Bard by Morgan Llewelyn has a great passage about a society too focused on the material world: The speaker describes two roads to take: “One would develop the forces locked within our minds; the other direction led to the constant refinement of tools and weapons, increasing reliance on matter rather than spirit. In choose the second road, we had almost followed our teachers to disaster. We had become infatuated with our fearful weapons for their own sake, until we frightened even ourselves and our dream was corrupted into horror” (128-9). A people driven by matter and not spirit. And what a good lesson for today: we’ve focused on refining our tools into machines and weapons so that our hands only become metaphorically bloodied in war. And yet we’ve also denied the body, failed to recognize how intricately connected our bodies are with our experience of the spiritual, how we need them to experience the spiritual at all.
A dominating view of history is that intellect wins in the dialectic between body and mind. Our minds, rationalism, conquer, persevere beyond the material world. And it would seem they don’t ultimately need each other, if one finally conquers the other. The speaker in this passage likewise suggests there are only two roads, one of spirit (spiritual world) or material possession (body).
David Brooks writes in an Atlantic article called “How the Ivy League Broke America” that since at least the 1930’s we’ve been sorting people by intelligence and acting as if this sorting will create loads of Einsteins. But it hasn’t. We’ve only entrenched ourselves into a system of elitism that favors those with enough money to pay for good education and denied the rest of us other possibilities of merit, ones like flexible thinking, social intelligence, a sense of drive, and curiosity (36). In the terms of the Bard, we’re a people that has emphasized spirit, not matter. But I think there’s an issue with perceiving these parts of ourselves as somehow separable.
In Gwendolyn Morgan’s article “Religious and Allegorical Verse,” she points to the shift from a dualistic to Neoplantoic binary perspectives from pre-conquest to post-conquest England. She says the “wisdom literature” of early Medieval England (pre-conquest) “expresses a tendency to synthesize differing views of life, attempting to reconcile the seemingly irreconcilable into a coherent expression of the nature of existence. Rather than polarize opposites in the manner of Neoplatonic medieval Christianity, the vision expressed in charms and riddles embraces these opposites as different aspects of the same thing—two sides of the same coin—both essential to the natural order” (28). Her example is of a riddle (Riddle 74) where the speaker is both young and gray-haired, is something that flies, swims, and walks on land, is both alive and dead. This riddle demonstrates “reconciliation of opposites into merely different aspects of the same thing” (28).

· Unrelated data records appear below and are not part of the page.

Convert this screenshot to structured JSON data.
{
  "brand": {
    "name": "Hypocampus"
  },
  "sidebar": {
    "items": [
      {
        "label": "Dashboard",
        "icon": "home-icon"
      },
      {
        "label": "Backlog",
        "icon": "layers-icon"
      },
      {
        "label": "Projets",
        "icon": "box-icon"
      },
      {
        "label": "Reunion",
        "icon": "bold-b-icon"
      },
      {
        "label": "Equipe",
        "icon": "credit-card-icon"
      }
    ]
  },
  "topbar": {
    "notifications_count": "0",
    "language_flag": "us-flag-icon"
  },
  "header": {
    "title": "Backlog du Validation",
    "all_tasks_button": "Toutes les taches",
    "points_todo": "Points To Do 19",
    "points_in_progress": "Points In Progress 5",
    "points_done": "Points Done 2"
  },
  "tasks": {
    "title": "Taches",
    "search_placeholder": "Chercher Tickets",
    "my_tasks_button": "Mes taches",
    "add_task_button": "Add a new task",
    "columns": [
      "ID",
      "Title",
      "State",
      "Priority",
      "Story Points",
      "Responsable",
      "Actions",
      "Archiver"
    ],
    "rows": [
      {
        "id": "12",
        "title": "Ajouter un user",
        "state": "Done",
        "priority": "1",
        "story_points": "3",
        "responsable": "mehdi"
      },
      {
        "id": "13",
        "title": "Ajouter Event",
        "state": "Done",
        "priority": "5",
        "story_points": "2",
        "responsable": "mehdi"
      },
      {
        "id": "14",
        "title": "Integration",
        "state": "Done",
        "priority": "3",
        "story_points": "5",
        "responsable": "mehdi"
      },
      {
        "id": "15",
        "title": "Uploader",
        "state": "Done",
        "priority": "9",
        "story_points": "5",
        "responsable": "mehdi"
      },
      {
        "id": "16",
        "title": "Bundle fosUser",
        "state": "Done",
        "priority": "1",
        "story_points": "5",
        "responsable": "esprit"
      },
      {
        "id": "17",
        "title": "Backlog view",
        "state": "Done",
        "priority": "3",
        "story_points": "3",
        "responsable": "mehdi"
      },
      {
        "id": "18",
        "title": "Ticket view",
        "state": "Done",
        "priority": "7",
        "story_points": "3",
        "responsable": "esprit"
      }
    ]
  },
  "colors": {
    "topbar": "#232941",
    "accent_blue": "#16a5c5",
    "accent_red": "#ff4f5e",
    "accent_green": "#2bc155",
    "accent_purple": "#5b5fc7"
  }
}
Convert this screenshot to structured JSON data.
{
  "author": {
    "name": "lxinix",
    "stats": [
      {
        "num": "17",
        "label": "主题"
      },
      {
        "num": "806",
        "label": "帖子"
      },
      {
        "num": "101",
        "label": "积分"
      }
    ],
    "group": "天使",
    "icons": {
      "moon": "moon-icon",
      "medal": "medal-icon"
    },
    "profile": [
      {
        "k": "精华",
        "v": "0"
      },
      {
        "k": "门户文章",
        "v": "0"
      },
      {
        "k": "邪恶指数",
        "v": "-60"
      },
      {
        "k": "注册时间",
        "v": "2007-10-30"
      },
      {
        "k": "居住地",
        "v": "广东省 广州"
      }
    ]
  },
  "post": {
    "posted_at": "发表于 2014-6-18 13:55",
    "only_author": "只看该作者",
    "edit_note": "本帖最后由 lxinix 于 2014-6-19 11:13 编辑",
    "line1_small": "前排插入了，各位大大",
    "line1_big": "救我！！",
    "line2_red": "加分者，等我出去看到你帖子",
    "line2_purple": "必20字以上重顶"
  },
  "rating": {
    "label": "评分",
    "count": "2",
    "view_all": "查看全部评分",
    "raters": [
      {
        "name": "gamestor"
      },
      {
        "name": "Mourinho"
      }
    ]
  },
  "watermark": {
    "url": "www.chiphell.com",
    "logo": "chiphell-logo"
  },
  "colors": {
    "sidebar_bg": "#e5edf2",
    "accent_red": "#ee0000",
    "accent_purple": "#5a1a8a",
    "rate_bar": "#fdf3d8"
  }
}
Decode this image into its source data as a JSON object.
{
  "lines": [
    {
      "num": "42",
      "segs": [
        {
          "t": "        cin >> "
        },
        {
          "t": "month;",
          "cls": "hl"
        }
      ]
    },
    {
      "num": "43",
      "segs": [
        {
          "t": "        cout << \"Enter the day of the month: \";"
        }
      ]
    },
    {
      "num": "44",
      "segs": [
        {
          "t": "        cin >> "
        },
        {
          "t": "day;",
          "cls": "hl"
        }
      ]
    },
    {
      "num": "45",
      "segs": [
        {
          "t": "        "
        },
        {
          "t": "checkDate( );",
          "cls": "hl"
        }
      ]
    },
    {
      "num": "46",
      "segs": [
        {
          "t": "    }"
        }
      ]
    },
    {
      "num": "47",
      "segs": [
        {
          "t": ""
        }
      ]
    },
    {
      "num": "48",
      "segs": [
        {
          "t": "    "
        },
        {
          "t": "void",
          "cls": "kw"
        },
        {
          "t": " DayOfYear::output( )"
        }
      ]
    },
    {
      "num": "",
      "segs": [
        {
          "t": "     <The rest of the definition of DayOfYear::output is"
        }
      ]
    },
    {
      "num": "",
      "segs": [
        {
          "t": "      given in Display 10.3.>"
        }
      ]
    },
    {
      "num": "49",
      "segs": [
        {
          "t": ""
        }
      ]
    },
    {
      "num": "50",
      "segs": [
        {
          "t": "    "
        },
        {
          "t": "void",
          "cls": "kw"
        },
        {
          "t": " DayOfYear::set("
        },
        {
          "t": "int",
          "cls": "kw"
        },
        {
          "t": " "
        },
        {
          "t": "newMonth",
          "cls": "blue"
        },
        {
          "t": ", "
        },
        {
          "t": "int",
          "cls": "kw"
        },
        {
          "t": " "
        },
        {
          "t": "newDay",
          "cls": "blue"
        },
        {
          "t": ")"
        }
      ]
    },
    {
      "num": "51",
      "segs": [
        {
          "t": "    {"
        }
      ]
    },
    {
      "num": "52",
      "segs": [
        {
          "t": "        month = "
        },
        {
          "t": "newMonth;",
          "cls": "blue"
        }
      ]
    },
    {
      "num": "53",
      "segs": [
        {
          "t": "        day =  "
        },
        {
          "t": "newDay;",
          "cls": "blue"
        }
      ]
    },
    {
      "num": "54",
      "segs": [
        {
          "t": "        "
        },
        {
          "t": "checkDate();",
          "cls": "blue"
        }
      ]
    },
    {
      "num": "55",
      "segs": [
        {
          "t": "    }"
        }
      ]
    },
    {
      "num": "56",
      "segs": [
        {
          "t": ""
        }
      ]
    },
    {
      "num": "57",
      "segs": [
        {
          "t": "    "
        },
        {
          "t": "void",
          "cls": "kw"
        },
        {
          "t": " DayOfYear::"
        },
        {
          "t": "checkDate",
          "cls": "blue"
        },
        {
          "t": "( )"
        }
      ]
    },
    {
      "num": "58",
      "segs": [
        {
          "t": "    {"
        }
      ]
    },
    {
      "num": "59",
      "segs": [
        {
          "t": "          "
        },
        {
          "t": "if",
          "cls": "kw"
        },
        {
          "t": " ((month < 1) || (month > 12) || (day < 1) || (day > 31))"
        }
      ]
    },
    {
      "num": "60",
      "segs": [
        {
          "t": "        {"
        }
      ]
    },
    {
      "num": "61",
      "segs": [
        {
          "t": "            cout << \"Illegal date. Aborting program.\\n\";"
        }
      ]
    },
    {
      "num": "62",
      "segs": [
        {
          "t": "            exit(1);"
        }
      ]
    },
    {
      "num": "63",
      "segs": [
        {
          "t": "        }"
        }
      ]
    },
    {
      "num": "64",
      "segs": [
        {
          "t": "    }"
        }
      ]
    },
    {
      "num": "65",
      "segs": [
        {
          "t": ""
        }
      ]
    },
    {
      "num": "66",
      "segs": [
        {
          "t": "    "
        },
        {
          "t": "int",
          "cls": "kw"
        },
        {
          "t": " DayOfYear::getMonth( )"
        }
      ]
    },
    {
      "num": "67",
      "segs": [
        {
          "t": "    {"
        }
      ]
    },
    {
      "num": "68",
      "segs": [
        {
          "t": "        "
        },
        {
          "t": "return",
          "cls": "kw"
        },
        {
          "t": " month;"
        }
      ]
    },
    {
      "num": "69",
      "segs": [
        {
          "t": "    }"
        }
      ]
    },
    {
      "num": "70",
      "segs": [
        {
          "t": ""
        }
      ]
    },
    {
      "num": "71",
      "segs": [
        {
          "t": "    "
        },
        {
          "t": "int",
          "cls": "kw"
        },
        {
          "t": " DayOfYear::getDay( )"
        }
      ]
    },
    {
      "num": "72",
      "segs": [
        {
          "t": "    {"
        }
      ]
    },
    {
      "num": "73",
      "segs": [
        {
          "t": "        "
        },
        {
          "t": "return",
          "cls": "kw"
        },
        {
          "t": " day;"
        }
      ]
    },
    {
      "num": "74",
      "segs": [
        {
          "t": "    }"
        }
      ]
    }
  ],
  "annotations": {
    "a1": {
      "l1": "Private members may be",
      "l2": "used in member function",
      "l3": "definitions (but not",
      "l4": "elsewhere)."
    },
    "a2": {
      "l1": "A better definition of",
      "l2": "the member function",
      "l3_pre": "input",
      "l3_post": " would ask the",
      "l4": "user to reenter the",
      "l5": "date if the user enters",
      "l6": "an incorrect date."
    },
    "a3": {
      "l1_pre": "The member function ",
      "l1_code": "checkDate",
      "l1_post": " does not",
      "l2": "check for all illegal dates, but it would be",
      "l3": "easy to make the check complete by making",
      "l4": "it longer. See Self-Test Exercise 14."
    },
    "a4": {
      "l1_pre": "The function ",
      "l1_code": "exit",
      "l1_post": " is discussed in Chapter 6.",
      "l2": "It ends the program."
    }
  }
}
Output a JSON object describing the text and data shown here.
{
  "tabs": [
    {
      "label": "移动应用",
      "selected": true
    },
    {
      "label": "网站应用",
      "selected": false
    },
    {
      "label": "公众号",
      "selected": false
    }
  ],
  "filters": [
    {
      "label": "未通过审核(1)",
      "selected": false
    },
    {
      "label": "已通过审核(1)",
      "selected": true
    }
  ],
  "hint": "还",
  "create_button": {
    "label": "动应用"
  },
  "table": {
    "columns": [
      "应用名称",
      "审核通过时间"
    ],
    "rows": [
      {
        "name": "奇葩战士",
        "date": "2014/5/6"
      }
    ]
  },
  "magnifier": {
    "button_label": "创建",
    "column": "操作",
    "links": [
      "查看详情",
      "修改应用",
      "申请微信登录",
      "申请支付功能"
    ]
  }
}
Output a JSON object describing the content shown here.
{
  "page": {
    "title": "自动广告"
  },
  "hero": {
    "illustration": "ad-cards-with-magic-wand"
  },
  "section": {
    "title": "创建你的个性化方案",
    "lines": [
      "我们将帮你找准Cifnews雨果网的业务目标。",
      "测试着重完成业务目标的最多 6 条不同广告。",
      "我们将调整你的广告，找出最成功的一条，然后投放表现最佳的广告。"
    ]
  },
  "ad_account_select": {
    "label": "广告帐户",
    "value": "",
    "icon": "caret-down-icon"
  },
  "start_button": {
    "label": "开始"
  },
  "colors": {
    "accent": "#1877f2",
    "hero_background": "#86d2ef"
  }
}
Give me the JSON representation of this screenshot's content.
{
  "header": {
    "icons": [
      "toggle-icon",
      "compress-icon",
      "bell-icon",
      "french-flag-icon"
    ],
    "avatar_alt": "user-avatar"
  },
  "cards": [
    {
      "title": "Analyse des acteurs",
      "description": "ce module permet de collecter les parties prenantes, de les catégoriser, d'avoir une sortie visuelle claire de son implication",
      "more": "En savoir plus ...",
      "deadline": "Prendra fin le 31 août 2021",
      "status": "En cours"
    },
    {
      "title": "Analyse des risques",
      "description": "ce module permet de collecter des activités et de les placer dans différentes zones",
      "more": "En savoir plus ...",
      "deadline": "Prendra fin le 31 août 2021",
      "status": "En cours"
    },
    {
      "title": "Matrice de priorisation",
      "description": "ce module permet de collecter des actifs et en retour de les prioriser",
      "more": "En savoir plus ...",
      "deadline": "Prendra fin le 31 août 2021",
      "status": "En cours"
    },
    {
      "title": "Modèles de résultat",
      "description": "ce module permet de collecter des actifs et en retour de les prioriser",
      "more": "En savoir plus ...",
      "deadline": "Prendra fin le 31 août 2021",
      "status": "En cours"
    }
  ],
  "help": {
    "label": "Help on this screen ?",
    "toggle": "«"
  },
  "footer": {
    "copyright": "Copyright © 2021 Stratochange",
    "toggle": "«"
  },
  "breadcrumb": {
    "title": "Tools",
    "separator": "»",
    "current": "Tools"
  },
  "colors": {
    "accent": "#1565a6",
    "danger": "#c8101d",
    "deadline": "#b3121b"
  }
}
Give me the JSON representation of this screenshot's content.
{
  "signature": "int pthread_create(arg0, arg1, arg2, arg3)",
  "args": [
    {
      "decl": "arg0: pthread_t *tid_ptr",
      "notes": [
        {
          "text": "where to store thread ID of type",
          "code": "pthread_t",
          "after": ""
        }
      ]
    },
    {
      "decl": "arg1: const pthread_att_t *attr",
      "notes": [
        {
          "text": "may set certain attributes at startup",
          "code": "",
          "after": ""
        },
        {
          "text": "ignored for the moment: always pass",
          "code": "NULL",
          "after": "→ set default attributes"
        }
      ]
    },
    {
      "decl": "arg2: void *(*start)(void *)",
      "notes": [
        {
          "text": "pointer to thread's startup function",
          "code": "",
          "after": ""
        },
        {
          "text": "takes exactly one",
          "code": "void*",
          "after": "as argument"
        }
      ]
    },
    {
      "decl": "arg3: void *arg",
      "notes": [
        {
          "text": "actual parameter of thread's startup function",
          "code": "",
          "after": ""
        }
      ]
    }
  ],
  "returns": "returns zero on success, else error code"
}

What of this third? A third, unbeaten path, the not-yet made path where the two paths converge and we intertwine body with spirit, for that is how we become integrated (or individuated in Jungian terms). We cannot have one without the other.
We deeply diminish ourselves. The matter of creativity, or intertwining matter and spirit, are so far apart, we no longer recognize that way. We are obsessed with our brains and with material possessions. But the two are no longer integrated, they struggle to work together, they barely recognize each other. How do we integrate body with spirit?
Perhaps one way is to push back against things that separate us from our bodies. Our bodies were meant to move, meant to act, and interact and participate with our environment. We separate from ourselves and strive for a leisurely life that never reconnects us to ourselves. What if our work never separated us from ourselves? What if we never felt like we needed a vacation as our culture currently views it because we don’t burn out? What if what we did on a daily basis we actually understood and felt as contributing directly to our community? Brooks ends his article by suggesting we should continue to want intelligence, yes, but to also recognize that “energy and initiative” have equal importance. He says, “I would submit that it’s your desires—what you’re interested in, what you love. We want a meritocracy that will help each person identify, nurture, and pursue the ruling passion of their soul” (40).
Perhaps soul is what we find when we reconcile our opposites. Soul is what I find when I first recognize and then follow my desires. Maybe if we took the trees and birds and dogs and cats around us a little more seriously, we would perceive that is precisely what they’re doing all the time.
Bibliography
Brooks, David. “How the Ivy League Broke America.” The Atlantic, Vol. 334, No. 5, Dec. 2024. Pp. 26-40.
Llewelyn, Morgan. Bard. Tor Books, 1987.
Morgan, Gwendolyn. “Religious and Allegorical Verse.” A Companion to Old and Middle English Literature, ed. Laura Cooner Lambdin and Robert Thomas Lambin, Greenwood Press, 2002. Pp. 26-36.